The paper is well written. In the experimental analyses, the proposed HoLoRA performs on par with the baseline LoRA.

优点

In the experimental analyses, the proposed HoLoRA performs on par with the baseline LoRA, and outperforms the LoRA in some benchmark tasks.

缺点

Householders have been used in numerical computation of operations on orthogonal matrices. Therefore, the proposed method is a trivial application of Householders with orthogonal constraints. Therefore, the novelty of the method is limited.

In order to improve the novelty, the proposed HoLoRA should be compared with all the related work conceptually, theoretically and experimentally.

问题

  • The proposed HoLoRA performs on par with LoRA on various benchmarks. That is, it either outperforms or underperforms LoRA with small margin. Could you elaborate these results?

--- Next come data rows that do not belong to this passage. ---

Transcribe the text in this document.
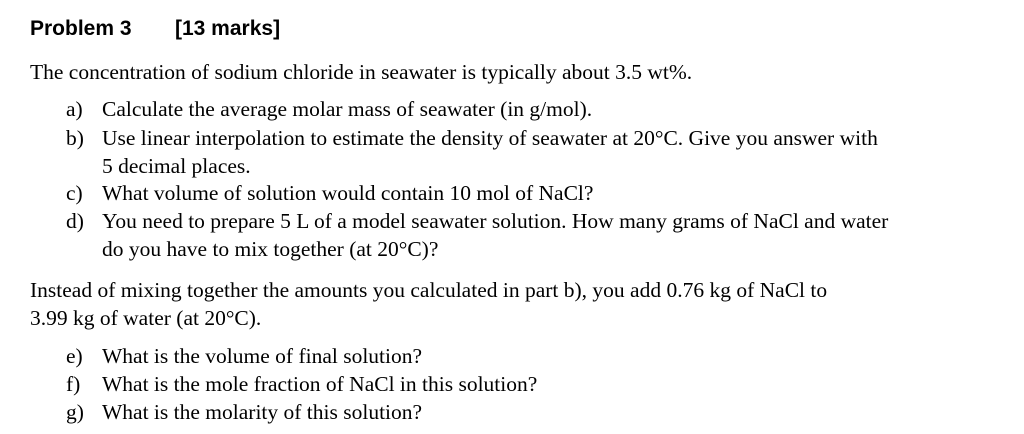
Problem 3 [13 marks]
The concentration of sodium chloride in seawater is typically about 3.5 wt%.
a) Calculate the average molar mass of seawater (in g/mol).
b) Use linear interpolation to estimate the density of seawater at 20°C. Give you answer with
5 decimal places.
c) What volume of solution would contain 10 mol of NaCl?
d) You need to prepare 5 L of a model seawater solution. How many grams of NaCl and water
do you have to mix together (at 20°C)?
Instead of mixing together the amounts you calculated in part b), you add 0.76 kg of NaCl to
3.99 kg of water (at 20°C).
e) What is the volume of final solution?
f) What is the mole fraction of NaCl in this solution?
g) What is the molarity of this solution?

  • Following the previous question, could you please compare HoLoRA with the other methods that employ orthogonality constraints on LoRA matrices, especially to see whether the performance issue is related to failure of orthogonality constraints or the method?

  • In numerical implementation of orthogonality constraints, algorithms implement Householders implicitly in the linear algebra operations, e.g. in Pytorch or Tensorflow. Then, what are the main differences between these numerical Householder calculations and the proposed operations?

  • How does Householders perform in the other AI tasks, e.g. in text and image generation tasks?

撤稿通知

I have read and agree with the venue's withdrawal policy on behalf of myself and my co-authors.